Facebook Acquires Parakey's Web OS Platform 64
NaijaGuy writes "Facebook has purchased Parakey for an undisclosed sum. We have previously discussed how Facebook recently opened up development opportunities for third-party developers. With this acquisition some observers have noted that Facebook might be trying to become a Google alternative, by providing an application development platform based on Parakey's technology. Facebook's 'Web OS' has also been discussed, and the company has made headlines partly because of the fame of one of its founders. Blake Ross helped launch Firefox, and it was enthusiasm for helping less geeky users like his mom to thrive on the web that got him through the doors of Netscape at the age of 15. A recent interview charts how that same enthusiasm led him to start Parakey, 'a Web operating system that can do everything an OS can do.'"
Everything? (Score:3, Interesting)
ok now I *DID* RTFA (Score:4, Interesting)
Imagine that in 2-5 years time Facebook has become the No. 1 destination on the web. Facebook as a Web OS is the leader in online storage, online applications, email, blogging and of course social networking. How people interact with Facebook has changed; Facebook OS has absorbed Facebook F8, all previous Facebook applications work under Facebook OS, but they work more like Windows does today; Facebook has become your desktop and not just an internet site. The Facebook Paint application substitutes Photoshop, Facebook Email is a superior offering to Outlook, Facebook Office (Facebook having acquired either Thinkfree or Zoho) provides the market leading word processing and spreadsheet platform.
Re:Everything? (Score:3, Interesting)
From wikipedia (warning: I may have edited this just minutes ago):
That sounds like an ActiveX-esque security shit storm waiting to happen.
Re:No, not everything an OS can do... (Score:2, Interesting)

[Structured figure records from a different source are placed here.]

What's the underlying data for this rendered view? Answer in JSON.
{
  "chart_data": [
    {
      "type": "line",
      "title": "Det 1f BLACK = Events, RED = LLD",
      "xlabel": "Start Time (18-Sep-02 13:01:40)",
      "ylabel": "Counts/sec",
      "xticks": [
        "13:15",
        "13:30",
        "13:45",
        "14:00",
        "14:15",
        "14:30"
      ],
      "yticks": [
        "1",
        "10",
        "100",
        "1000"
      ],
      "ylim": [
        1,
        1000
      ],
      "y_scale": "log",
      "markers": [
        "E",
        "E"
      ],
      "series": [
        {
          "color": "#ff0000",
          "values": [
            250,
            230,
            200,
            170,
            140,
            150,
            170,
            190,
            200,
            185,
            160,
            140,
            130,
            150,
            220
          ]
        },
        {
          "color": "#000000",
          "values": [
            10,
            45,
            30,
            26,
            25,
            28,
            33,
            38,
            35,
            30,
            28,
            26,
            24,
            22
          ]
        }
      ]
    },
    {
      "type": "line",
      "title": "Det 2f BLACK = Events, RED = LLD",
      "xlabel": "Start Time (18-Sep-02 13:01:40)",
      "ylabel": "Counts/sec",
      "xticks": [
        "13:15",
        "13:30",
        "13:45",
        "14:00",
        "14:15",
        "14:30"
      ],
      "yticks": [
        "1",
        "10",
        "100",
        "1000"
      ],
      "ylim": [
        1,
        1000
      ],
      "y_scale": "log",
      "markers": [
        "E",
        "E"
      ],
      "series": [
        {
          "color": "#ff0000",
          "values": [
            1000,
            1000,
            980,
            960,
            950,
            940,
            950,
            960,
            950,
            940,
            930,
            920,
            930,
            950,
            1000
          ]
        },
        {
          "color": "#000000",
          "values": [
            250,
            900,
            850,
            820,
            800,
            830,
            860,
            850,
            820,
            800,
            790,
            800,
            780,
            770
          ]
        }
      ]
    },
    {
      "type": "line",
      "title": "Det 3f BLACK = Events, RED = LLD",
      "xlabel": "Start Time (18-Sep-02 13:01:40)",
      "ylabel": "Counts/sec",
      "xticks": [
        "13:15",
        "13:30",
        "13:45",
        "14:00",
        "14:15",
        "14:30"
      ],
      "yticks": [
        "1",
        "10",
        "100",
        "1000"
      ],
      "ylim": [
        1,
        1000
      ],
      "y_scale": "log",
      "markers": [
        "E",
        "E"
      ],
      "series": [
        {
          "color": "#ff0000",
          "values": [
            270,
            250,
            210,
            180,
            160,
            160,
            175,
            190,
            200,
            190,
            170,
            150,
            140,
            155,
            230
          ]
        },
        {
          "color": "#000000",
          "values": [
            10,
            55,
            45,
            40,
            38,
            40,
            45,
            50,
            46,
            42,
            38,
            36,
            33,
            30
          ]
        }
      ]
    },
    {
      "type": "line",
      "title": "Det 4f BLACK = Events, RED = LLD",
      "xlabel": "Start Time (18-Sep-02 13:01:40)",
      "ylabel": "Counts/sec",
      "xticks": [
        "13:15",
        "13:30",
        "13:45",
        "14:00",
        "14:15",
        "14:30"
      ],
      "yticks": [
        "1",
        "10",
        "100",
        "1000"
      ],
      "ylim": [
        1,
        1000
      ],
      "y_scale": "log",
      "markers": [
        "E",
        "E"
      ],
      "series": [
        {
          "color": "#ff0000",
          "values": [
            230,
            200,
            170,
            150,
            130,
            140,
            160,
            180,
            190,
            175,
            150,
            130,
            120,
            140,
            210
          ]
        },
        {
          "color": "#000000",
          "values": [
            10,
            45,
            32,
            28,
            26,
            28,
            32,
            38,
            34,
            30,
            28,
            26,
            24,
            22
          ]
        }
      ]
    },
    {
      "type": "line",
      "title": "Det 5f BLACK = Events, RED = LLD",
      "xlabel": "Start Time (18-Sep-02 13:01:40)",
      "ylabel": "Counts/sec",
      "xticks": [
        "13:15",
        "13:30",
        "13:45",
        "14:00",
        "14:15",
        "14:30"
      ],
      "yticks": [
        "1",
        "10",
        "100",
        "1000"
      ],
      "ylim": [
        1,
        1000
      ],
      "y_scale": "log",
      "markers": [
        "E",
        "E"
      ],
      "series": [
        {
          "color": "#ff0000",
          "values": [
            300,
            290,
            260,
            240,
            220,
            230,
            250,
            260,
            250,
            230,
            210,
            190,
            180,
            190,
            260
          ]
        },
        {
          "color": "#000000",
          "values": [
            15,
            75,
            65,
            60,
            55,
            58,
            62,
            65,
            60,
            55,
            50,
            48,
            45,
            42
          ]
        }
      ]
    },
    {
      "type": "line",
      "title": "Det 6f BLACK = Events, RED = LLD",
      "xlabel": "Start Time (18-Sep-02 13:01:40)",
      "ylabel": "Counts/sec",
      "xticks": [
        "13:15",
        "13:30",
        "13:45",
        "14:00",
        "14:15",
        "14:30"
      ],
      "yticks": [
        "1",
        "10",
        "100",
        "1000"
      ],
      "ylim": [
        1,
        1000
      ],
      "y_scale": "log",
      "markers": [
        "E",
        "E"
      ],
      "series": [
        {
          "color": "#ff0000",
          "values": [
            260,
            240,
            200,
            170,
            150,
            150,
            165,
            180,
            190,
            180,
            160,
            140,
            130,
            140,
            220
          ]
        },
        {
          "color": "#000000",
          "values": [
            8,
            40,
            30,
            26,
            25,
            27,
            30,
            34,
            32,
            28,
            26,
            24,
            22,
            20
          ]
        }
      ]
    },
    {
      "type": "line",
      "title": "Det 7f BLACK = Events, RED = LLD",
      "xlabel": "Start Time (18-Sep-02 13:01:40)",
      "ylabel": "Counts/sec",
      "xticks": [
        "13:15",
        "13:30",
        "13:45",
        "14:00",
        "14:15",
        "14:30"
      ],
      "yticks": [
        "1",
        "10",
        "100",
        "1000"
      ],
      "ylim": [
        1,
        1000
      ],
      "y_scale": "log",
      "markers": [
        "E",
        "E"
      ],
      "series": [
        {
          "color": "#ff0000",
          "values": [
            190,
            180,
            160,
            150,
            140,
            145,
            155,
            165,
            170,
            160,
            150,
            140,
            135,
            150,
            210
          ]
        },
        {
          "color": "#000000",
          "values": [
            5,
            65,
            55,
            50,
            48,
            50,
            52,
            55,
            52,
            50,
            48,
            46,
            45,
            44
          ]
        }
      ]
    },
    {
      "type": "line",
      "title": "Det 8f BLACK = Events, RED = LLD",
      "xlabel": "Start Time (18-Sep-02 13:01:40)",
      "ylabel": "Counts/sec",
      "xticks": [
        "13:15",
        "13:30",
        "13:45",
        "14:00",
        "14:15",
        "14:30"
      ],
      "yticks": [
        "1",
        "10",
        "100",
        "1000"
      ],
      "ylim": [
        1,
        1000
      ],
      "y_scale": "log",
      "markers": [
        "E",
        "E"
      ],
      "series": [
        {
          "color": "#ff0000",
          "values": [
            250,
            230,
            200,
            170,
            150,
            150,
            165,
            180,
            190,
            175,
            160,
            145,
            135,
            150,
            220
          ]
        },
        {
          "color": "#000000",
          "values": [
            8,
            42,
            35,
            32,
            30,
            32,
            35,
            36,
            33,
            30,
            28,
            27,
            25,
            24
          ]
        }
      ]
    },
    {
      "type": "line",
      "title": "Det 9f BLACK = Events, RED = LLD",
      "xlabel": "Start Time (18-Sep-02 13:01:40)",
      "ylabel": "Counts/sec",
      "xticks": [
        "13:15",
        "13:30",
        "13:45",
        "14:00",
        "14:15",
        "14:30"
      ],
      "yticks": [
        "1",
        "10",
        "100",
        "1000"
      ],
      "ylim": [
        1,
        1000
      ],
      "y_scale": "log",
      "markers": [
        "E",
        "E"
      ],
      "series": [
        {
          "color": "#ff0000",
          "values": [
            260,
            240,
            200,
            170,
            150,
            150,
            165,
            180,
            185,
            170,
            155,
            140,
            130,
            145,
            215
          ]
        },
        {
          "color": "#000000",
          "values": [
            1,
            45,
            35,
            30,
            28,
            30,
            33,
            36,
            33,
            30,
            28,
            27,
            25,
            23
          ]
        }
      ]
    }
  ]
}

The "average user" can kiss my ass. Just because most people need anything technical dumbed down for them, does not make the dumbed down retard-speak the truth. I don't care who they're marketting their piece of shit software too, but if we're going to discuss it on a technically oriented website, we should call a spade a spade. These javascript/html/"ajax" abominations are called "web operating systems" by exactly three groups of people: idiots, people out to make a buck off of idiots; and pansy "web developer" Nancy-boys who are bitter that they get laughed at by everybody doing real development work.
Re:Google. (Score:3, Interesting)
Take Gmail for instance. That was launched at roughly the same time as Facebook. Since then, Gmail has remained almost exactly the same. On the other hand Facebook has been adding features every other month and dramatically changing itself every year. The same goes for Google Calendar, orkut, Google Images, and virtually all of Google's products. Even Google Search itself is almost exactly the same as it was 7+ years ago (obviously they have been tweaking the algorithm.)
What makes it even worse is that Google has armies of the smartest kids as well as PHDs working for them, and they double their workforce every year.
Re:ok now I *DID* RTFA (Score:3, Interesting)
Here are a few examples of these applications:
ajaxWrite [ajax13.com] - Honestly, Google Docs is more usable, but ajaxWrite shows off how XUL can look exactly like a local application.
CanvasPaint [canvaspaint.org] - An MS Paint clone done with HTML 5 technologies.
Video and Audio support from the WHATWG specs are already in Opera and are expected to show up in Firefox 3. Apple is also implementing the tags, though possibly without default support for OGG. (You'll need to install the codec yourself.) In the meantime, the Video tag is being emulated [ucsc.edu] by some developers by using Java Applets as the shunt. As soon as the video support is in Firefox, the shunt will automatically deactivate and allow the browser to take over.
What does this mean for user freedom? (Score:3, Interesting)
The number one thing that encouraged me about Parakey was that not only was it open source, it didn't fork over it's users control over to web services companies. Sure, Livejournal, for example) has its code released under a public license - but that doesn't stop LJ from locking in user data. Alternate instances of of LJ code son't interoperate, and I still can't make complete archives of all my posts, comments, and interactions on any social networking site. This is my life [movemydata.org], we're talking about - I don't want some company to have better access to it than I do.
Parakey, insofar as it was described in the Spectrum article, did the right thing here by making the user's desktop the central archive (using open code, and open formats, of course). My life would remain mine, and web services would simply syndicate it from its origin under my control.
From what I've been able to discover about the Facebook platform, it's not nearly as useful as the web interface is - there's tons of crap I've been bombarded with on the web pages after logging in, only a tiny fraction of which is actually accessible through the API. Given FB's dependency upon an advertising model, it doesn't surprise me at all that they want to hold my own social life hostage as a carrot to get me to use the web interface. Unfortunately, I'm not biting.
So my concern is, has Parakey bailed on the user-centered model in favor of the service-provider-centered model? It would be a shame.